Друг мой сердечный, друг единственный таился за печкой, подальше от света. «Попался!»

Попутали моего друга у счастливо им открытых складов с мясом. Мясо то предназначалось для сторожевых собак. Собаку и напустили на Кандыбу. Она свалила парнишку, хорошо, что в сугроб, а то б загрызла. Охранник дал потешиться сытому кобелю над голодным парнишкой и потом пнул его и лицо. От собаки на своих двоих и переломанных не больно-то упрыгаешь!
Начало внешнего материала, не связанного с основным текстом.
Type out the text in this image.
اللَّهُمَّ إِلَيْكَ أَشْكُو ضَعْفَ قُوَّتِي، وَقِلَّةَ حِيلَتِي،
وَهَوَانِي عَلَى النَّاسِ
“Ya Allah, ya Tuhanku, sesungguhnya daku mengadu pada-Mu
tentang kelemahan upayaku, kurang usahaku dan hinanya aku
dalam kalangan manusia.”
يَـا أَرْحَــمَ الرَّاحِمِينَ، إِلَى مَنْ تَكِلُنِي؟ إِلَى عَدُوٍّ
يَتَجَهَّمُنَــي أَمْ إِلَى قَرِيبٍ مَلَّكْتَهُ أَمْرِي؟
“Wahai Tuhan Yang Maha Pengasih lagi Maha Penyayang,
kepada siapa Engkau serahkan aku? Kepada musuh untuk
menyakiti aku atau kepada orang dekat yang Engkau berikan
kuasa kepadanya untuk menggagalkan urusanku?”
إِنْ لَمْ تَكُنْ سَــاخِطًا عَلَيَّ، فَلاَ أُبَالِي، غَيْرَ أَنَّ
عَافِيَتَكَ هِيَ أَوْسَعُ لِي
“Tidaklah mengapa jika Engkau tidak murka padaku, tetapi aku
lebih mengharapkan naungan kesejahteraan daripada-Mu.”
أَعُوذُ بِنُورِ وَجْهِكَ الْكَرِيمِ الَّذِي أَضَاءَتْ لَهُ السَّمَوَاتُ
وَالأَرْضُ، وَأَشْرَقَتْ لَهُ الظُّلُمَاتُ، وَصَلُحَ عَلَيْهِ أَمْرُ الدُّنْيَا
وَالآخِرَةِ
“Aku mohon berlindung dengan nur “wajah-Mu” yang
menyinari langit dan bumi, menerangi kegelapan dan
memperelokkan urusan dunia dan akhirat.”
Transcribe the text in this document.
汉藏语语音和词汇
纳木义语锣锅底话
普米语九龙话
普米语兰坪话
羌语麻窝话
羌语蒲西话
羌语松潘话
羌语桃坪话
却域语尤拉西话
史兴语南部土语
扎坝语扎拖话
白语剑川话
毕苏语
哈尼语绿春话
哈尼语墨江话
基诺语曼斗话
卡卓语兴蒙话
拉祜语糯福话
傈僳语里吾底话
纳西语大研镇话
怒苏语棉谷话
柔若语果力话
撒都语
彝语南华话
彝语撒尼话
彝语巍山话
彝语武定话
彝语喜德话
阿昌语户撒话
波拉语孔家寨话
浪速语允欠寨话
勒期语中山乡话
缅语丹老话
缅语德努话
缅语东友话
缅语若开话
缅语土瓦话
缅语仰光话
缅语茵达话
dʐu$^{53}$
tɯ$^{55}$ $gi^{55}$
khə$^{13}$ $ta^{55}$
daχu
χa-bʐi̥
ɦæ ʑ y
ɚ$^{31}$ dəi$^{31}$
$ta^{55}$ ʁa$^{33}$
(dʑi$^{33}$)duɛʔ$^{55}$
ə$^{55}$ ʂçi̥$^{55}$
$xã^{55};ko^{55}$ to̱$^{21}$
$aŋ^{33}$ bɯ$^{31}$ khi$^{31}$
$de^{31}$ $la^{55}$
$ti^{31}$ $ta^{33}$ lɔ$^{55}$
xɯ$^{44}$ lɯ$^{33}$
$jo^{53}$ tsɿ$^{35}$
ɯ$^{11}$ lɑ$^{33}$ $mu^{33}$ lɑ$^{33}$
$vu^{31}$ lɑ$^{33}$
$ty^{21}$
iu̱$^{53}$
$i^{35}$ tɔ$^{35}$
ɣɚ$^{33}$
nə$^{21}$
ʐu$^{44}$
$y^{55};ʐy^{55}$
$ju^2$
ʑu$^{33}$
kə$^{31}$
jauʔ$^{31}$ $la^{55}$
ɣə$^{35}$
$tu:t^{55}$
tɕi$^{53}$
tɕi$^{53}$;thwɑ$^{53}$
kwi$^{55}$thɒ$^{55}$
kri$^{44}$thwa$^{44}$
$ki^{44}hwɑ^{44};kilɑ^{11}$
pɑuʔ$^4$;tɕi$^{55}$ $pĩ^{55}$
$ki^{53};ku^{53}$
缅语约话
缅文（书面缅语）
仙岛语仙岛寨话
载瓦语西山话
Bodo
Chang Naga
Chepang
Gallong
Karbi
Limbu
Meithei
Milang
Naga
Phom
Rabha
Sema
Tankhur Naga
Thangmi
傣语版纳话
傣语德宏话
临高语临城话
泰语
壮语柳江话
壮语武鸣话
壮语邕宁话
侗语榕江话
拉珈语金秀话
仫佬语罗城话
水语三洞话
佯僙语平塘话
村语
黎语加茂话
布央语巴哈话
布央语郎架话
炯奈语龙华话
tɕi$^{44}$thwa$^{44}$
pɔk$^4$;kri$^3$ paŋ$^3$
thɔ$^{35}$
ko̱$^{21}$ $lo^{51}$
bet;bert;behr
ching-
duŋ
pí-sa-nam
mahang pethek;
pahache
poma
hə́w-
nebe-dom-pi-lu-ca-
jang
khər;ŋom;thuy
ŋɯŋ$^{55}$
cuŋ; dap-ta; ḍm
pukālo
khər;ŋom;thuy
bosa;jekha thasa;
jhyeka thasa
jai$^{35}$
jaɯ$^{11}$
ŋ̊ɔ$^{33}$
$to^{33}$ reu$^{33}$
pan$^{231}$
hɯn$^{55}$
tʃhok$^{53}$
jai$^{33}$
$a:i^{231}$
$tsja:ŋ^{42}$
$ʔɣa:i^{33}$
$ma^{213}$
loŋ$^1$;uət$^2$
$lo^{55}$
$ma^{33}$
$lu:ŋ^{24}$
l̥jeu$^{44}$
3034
Тюремный охранник приказал следовать куда надо. В дороге Кандыба от него смылся. Только твердолобый оглоед, привыкший к беспрекословному повиновению, мог решить, что ему все от мала до велика подвластны и пойдут, куда он прикажет, тем паче парнишка, да еще калека к тому же. Милиционеры, те лучше знают людей, по нравам и характерам их различают. От милиционеров убежать трудно, как миленький засеменишь куда надо…
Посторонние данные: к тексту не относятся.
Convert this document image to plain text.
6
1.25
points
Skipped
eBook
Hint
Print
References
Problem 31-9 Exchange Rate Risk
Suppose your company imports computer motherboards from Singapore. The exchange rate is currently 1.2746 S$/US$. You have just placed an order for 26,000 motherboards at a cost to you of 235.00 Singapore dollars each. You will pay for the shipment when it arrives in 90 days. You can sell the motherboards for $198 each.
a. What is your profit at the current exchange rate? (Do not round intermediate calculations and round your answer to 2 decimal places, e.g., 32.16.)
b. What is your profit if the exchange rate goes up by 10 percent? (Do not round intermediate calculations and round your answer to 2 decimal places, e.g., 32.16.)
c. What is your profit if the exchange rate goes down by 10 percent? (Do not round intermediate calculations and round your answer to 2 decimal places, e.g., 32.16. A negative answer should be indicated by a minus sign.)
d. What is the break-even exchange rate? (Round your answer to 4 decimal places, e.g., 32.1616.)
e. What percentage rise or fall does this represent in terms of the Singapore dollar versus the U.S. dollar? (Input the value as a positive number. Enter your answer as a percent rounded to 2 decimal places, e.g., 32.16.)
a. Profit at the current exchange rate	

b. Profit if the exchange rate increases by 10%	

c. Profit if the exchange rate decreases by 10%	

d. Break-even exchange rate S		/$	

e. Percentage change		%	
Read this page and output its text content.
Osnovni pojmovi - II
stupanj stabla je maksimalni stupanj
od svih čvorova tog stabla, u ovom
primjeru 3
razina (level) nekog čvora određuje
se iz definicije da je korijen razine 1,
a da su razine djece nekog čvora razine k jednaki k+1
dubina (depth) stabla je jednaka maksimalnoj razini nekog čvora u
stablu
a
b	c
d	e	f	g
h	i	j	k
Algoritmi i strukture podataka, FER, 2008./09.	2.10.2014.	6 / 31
Я осмотрел Кандыбу при свете фонаря. Он через силу улыбнулся мне разбитыми губами. Где правый глаз должен быть, бугрилась грязная картофелина. В махонькой ямке живым ростком шевелился и обнадеживающе просверкивал зрачок. Я полил Кандыбе умыться, сам руки с мылом вымыл, развел глазницы болезного друга пальцами – оба глядели на месте, не вытекли, хотя и захлестнуло их красной кровью. Присыпав теплым пеплом ссаженную зубами спину друга, я сказал Кандыбе, все, мол, заживет до свадьбы. Он ободрился, хотел идти со мной за книгами, так ловко добытыми мною, но я взял мешок из-под картошек, ему, как человеку пострадавшему, определил работу в тепле, выдал иголку, тюрючок с нитками и велел упочиниваться.

* * *

Спали мы с Ндыбаканом, братски обнявшись, на старых шкурах, за печкой, под половиками, на одной подушке с такой грязной наволочкой, что цветочки, когда-то красовавшиеся на ней, различались только на углах, куда наши головы не доставали.
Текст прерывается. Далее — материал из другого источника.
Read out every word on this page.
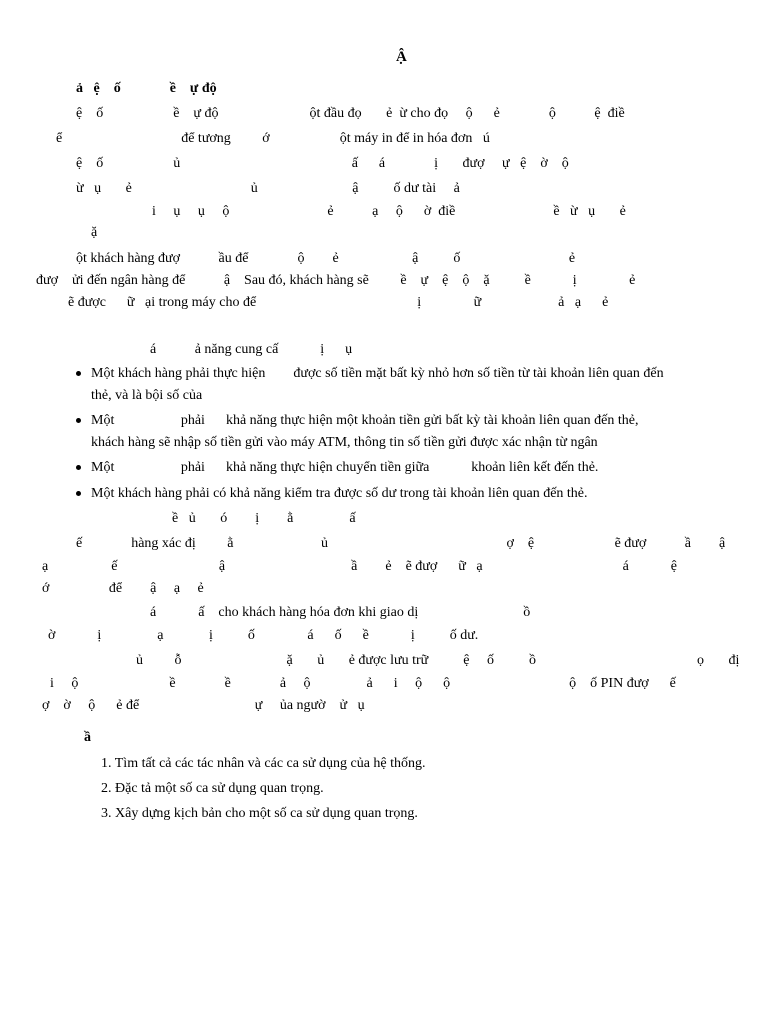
Ậ
ả   ệ    ố              ề    ự độ
ệ    ố                    ề    ự độ                          ột đầu đọ       ẻ  ừ cho đọ     ộ      ẻ              ộ           ệ  điề
ể                                  để tương         ớ                    ột máy in để in hóa đơn   ú
ệ    ố                    ủ                                                 ấ      á              ị       đượ     ự   ệ    ờ    ộ
ừ   ụ       ẻ                                  ủ                           ậ          ố dư tài     ả
i     ụ     ụ     ộ                            ẻ           ạ     ộ      ờ  điề                            ề   ừ   ụ       ẻ
ặ
ột khách hàng đượ           ầu để              ộ        ẻ                     ậ          ố                               ẻ
đượ    ửi đến ngân hàng để           ậ    Sau đó, khách hàng sẽ         ề    ự    ệ    ộ    ặ          ề            ị               ẻ
ẽ được      ữ   ại trong máy cho để                                              ị               ữ                      ả   ạ      ẻ
á           ả năng cung cấ            ị      ụ
Một khách hàng phải thực hiện        được số tiền mặt bất kỳ nhỏ hơn số tiền từ tài khoản liên quan đến
thẻ, và là bội số của
Một                   phải      khả năng thực hiện một khoản tiền gửi bất kỳ tài khoản liên quan đến thẻ,
khách hàng sẽ nhập số tiền gửi vào máy ATM, thông tin số tiền gửi được xác nhận từ ngân
Một                   phải      khả năng thực hiện chuyển tiền giữa            khoản liên kết đến thẻ.
Một khách hàng phải có khả năng kiểm tra được số dư trong tài khoản liên quan đến thẻ.
ề   ủ       ó        ị        ằ                ấ
ế              hàng xác đị         ằ                         ủ                                                   ợ    ệ                       ẽ đượ           ầ        ậ
ạ                  ế                             ậ                                    ầ        ẻ    ẽ đượ      ữ   ạ                                        á            ệ
ớ                 để        ậ     ạ     ẻ
á            ấ    cho khách hàng hóa đơn khi giao dị                              ồ
ờ            ị                ạ             ị          ố               á      ố      ề            ị          ố dư.
ủ         ỗ                              ặ       ủ       ẻ được lưu trữ          ệ     ố          ồ                                              ọ       đị
i     ộ                          ề              ề              ả     ộ                ả      i     ộ      ộ                                  ộ    ố PIN đượ      ế
ợ    ờ     ộ      ẻ để                                 ự     ủa ngườ    ử   ụ
ầ
1. Tìm tất cả các tác nhân và các ca sử dụng của hệ thống.
2. Đặc tả một số ca sử dụng quan trọng.
3. Xây dựng kịch bản cho một số ca sử dụng quan trọng.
Проснувшись поутру, я в упор глянул на Кандыбу и понял: дела наши швах. С мордой, расквашенной в капусту, гибель воришке.

– Худо? – перехватил мой взгляд Кандыба.

– Сопротивлялся, что ли?

– Насопротивляешься! Он с собакой.

– Запомнил его?

– Где запомнишь? Собака спину рвет… Живодер пинкарей вешает…

– Жалко!

– Чё?

– Жалко – не запомнил. Мы бы ему устроили фокус-мокус!..

– Чё ты ему сделаешь?..

– Выследили бы, где живет, подперли стягом и подожгли бы! Пусть жарится, как крыса в клетке!..

Ндыбакан длинно и горестно глядел на меня из глазниц, налитых багровой тяжестью.

– Н-да, литература! Она до хорошего не доведет!.. Поднимайся-ка, поджигатель, печку затопляй. Я на бюллетене.

Кандыба вольготно валялся за печкой, я наготовил дров, сварил похлебку из куропаток, овса нажарил, раздобыл его снова в кормушках коней, посулился накормить друга такой ухой, от которой он вмиг выздоровеет. У деда все еще небось стоят подпуски в прорубях, надо их проверить – нет ли там и на нашу долю налимишка?

Похлебка из дичины подживила Кандыбу, и мы пришли к заключению: не так уж все худо, как нам с вечера казалось. «Утро вечера мудренее» – толковая, правильная пословица, которая тут же подтвердилась жизнью – явился Тишка Ломов. Бог его послал – решили мы и ошиблись…

– Загораете? Отдыхаете? Спозабыт, спозаброшен с молодых, юных лет, да?! А об вас вот, об рылах битых, думают, заботятся!..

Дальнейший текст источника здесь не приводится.